Он встал. Юруля не улыбался, лицо потемнело, в глазах была досада.
– Подожди, Михаил. Еще одно слово о тебе. Сядь, прошу тебя. Не стоило бы, но уж так нашло на меня, хочется сказать.
– Ну, что? – нетерпеливо и болезненно сказал Михаил, садясь.
– Ты мне глубоко неприятен, – ты несчастен. Зачем это? Пленник мой бедный, заставляешь себя думать о «свободе других», а сам-то? Я понимаю, тяжело признаться, что не веришь в то, чему верил (хотя это тяжесть предрассудка) – однако есть же разум, есть же свобода, есть же очевидность! Не веришь ты больше никому и ничему! И остаешься, стиснув зубы, все с теми же людьми, – из-за чего, ради чего? Ради «долга»? Что это за тупость? Весь в веревках, – да еще в каких-то воображаемых!
– Оставь, оставь, – строго сказал Михаил.
– И оставлю. Ведь я тебя не убеждаю, не к себе зову, мне никого не нужно; я только советую: попробуй опомниться. А это что же такое? Это безобразно. О, идеалисты! Досада, отвращение… – И вдруг перебил себя: – Извини, Михаил. Мне ведь все равно. Увидел тебя – и сказал. Будь себе, каким хочешь. У меня сердце нежное… нет, глаза у меня нежные. Когда смотрю – жалко.
Они были теперь одни в трактире. Михаил заторопился.
– Прощай, – буркнул он. – Так я приду шестого. А не то через Кнорра дам знать, когда.
Слов Юрия он как будто и не слышал. Сидел задеревенелый.
Юрий сам, выйдя минуты через две из трактира, уже смеялся и удивлялся.
«С чего это я ему? Да ну его совсем! Какое мне дело?»
Пошел пешком на Преображенскую и уже на Невском совершенно забыл неожиданную встречу.

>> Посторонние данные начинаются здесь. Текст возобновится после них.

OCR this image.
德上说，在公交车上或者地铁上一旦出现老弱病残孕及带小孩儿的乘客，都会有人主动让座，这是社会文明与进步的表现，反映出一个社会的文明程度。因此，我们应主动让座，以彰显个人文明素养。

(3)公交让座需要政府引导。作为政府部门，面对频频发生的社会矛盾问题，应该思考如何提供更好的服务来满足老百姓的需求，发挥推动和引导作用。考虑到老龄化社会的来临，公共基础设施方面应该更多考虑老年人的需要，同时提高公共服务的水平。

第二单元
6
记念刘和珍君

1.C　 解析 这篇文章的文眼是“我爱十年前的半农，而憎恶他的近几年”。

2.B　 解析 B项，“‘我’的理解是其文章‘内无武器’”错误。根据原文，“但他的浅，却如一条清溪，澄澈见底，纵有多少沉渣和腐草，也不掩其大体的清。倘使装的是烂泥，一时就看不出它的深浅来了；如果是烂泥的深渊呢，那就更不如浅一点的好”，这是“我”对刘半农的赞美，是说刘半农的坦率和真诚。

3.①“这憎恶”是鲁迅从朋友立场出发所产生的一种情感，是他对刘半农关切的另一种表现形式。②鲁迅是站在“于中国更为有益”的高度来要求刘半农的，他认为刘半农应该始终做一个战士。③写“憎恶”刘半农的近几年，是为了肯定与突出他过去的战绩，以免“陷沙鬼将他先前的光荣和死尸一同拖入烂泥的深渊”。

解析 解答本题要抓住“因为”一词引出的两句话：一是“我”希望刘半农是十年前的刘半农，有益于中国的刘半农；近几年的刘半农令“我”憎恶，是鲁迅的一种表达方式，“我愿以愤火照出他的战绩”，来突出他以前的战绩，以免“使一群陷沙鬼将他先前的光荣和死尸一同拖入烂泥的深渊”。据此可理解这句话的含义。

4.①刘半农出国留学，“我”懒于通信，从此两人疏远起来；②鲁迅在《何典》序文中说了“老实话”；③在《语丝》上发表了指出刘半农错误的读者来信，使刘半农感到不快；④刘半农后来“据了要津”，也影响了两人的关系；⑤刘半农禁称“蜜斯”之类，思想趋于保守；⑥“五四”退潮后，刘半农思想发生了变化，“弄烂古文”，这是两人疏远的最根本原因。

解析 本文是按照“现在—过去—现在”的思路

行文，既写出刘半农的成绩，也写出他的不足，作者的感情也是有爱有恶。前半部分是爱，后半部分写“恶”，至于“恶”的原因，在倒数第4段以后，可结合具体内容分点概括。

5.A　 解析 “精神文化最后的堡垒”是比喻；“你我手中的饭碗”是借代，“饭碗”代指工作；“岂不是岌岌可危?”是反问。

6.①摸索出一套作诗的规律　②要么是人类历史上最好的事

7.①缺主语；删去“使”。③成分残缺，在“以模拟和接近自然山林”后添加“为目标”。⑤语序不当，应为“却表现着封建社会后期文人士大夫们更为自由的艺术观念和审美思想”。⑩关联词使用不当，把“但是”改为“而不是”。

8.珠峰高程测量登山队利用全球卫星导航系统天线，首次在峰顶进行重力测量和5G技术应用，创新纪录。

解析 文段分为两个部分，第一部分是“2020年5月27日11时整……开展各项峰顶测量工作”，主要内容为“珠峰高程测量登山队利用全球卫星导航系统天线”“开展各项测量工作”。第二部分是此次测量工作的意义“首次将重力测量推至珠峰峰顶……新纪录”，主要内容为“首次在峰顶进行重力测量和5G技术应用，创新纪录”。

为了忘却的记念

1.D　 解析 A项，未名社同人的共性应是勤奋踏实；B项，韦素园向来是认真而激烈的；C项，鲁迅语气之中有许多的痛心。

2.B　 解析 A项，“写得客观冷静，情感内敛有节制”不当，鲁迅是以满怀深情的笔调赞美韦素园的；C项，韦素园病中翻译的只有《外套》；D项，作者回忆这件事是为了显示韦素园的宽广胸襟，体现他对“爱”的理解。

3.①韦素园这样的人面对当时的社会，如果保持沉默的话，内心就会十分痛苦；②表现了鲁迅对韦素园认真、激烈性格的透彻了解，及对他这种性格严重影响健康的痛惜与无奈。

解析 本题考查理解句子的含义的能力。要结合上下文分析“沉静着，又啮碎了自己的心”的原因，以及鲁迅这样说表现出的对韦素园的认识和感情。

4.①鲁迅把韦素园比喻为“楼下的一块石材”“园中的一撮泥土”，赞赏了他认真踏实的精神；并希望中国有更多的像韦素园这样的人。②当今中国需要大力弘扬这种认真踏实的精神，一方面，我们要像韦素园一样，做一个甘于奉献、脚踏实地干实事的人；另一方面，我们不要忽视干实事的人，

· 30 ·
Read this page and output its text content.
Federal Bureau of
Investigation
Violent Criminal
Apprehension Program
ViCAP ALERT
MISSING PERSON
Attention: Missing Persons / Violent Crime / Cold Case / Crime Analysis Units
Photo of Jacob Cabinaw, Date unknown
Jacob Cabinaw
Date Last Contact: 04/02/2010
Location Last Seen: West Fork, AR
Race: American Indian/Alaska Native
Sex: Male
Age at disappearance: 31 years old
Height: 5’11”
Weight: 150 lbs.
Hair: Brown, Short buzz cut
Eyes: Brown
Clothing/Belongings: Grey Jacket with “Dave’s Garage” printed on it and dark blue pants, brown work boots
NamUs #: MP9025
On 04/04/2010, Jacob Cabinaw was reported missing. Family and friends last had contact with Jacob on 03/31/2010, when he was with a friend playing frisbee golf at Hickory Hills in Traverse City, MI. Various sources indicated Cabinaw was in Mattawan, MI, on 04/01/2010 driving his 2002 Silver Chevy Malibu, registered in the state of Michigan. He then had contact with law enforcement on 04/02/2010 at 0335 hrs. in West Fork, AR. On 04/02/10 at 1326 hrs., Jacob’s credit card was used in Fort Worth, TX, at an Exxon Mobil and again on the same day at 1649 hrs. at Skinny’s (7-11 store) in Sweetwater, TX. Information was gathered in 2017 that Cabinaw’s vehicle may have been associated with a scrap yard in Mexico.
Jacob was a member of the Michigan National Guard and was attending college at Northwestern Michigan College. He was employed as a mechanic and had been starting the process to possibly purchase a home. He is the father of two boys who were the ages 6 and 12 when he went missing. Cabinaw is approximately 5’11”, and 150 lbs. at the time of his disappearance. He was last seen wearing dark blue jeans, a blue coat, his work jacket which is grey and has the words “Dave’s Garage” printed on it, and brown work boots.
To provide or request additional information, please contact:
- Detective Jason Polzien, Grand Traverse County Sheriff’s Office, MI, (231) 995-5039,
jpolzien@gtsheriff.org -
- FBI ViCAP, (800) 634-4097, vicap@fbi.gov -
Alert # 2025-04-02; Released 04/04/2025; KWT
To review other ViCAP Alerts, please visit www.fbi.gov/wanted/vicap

Белые до голубизны электрические пузыри меж черных сучьев, едва опушенных, то надувались светом, словно пухли, то ежились с шипом. Где-то уж слишком вверху честно желтеет бесполезная луна.
Злая ночь мая, петербургская, дышала ледком. Небо светло-серое, как оберточная бумага, с висящим ненужным месяцем, было глупо.
Внизу, напротив сцены, сидел за столиком безбородый мальчишка в цилиндре.
– Двоекуров! – крикнул он вдруг. – Послушайте! Двоекуров!
Тот, высокий и тонкий, в студенческом мундире без пальто, остановился равнодушно.
Оркестр молчал. Слышен был песочный скрип под подошвами вялой толпы. Щелкнула где-то пробка.
– Это вы, Стасик? – сказал Юруля. – Здравствуйте. Мальчик в цилиндре поспешно поднялся.
– Послушайте, Двоекуров. Послушайте, сядьте со мной. Ведь вам все равно. Вот у меня шампанское… Мы с вами мало знакомы, но что ж такое. Ведь вы один?
Двоекуров сел.
– Пока один. Что это вы нервничаете? – прибавил он участливо.
– Скажите правду, раз навсегда: вы меня очень презираете?
Юруля поднял на него свои карие, с золотыми искрами глаза, сдвинул со лба фуражку и улыбнулся.